The graph shows three episodes in which tax receipts declined more than 25% year-on-year. The first two episodes announced the recessions of the mid '70s and the early '90s. The third was the “GFC”, in which Australia's property crash came later than elsewhere, allowing the Federal Government to stimulate in time to avert a technical recession (inflating a new housing bubble whose consequences are still being playing out). On the second and third occasions, the year-on-year change in tax receipts dipped below −25% before the first quarter of negative growth; on the first and second, the year-on-year change in tax receipts dipped below −25% before the year-on-year change in GDP turned negative.
Before the recession of the early '80s, the decline in tax receipts was much smaller.
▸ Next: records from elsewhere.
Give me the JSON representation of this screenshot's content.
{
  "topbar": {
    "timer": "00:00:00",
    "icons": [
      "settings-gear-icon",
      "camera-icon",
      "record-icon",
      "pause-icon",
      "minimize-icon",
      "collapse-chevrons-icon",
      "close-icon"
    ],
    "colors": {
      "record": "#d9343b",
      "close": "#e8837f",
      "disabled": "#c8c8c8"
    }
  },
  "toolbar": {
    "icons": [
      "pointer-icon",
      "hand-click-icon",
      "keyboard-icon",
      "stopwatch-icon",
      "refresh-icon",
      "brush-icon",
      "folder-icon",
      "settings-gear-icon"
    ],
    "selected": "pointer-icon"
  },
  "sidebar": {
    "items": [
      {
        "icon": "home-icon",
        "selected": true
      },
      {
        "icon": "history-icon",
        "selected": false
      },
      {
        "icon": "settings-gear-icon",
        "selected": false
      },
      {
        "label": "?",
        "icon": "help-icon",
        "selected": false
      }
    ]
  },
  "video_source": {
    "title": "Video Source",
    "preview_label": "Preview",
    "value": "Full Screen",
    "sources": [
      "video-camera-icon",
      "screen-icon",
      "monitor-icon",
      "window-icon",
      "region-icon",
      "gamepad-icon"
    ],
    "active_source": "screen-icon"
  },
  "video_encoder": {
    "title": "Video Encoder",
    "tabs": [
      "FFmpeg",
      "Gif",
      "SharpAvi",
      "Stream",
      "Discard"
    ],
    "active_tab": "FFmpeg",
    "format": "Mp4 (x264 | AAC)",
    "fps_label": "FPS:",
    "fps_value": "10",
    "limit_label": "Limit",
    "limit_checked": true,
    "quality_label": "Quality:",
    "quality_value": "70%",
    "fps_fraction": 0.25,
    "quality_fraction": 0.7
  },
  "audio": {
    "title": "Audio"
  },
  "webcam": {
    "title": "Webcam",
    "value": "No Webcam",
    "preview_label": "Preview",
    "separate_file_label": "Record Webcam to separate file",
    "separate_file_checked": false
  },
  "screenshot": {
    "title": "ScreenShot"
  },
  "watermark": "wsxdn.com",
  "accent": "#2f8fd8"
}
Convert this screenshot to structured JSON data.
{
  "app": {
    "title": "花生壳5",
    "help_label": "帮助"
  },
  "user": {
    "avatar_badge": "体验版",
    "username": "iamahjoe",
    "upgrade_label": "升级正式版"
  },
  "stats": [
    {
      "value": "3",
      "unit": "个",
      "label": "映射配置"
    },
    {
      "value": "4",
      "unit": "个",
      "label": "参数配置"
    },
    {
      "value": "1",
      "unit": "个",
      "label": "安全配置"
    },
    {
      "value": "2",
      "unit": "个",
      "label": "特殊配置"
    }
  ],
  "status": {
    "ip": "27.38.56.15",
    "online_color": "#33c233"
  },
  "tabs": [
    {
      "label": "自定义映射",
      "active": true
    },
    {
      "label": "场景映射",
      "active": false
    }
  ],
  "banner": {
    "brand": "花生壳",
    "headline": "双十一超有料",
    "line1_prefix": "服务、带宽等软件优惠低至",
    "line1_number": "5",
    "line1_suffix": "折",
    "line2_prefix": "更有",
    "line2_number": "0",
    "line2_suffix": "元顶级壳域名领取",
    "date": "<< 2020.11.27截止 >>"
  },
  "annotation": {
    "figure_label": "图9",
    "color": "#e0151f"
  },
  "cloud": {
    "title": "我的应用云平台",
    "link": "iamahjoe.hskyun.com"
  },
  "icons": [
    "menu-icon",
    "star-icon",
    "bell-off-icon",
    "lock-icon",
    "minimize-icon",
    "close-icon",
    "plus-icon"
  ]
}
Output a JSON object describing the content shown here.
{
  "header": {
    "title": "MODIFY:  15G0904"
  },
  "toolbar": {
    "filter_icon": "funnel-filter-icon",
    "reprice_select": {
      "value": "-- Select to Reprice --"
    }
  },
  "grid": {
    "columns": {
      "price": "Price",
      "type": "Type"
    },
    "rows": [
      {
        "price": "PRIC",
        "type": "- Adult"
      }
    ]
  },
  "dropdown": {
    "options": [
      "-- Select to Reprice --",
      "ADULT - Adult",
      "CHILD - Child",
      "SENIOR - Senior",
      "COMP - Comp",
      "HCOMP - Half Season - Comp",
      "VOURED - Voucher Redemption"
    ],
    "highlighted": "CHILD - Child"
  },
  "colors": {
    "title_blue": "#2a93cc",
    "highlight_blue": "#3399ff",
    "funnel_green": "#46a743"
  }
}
Interpreting such a small decline as a warning of recession would have produced numerous false alarms.
Was last year's decline in the “Kavanagh-Putland index” such a false alarm, requiring a revision of the threshold at which recession is predicted? Or will it only require a revision of the time frame to which the alarm applies? Or will revisions to the data indicate that the decline in the index was not as deep as first thought? I expect to have the answer to the third question by the end of October.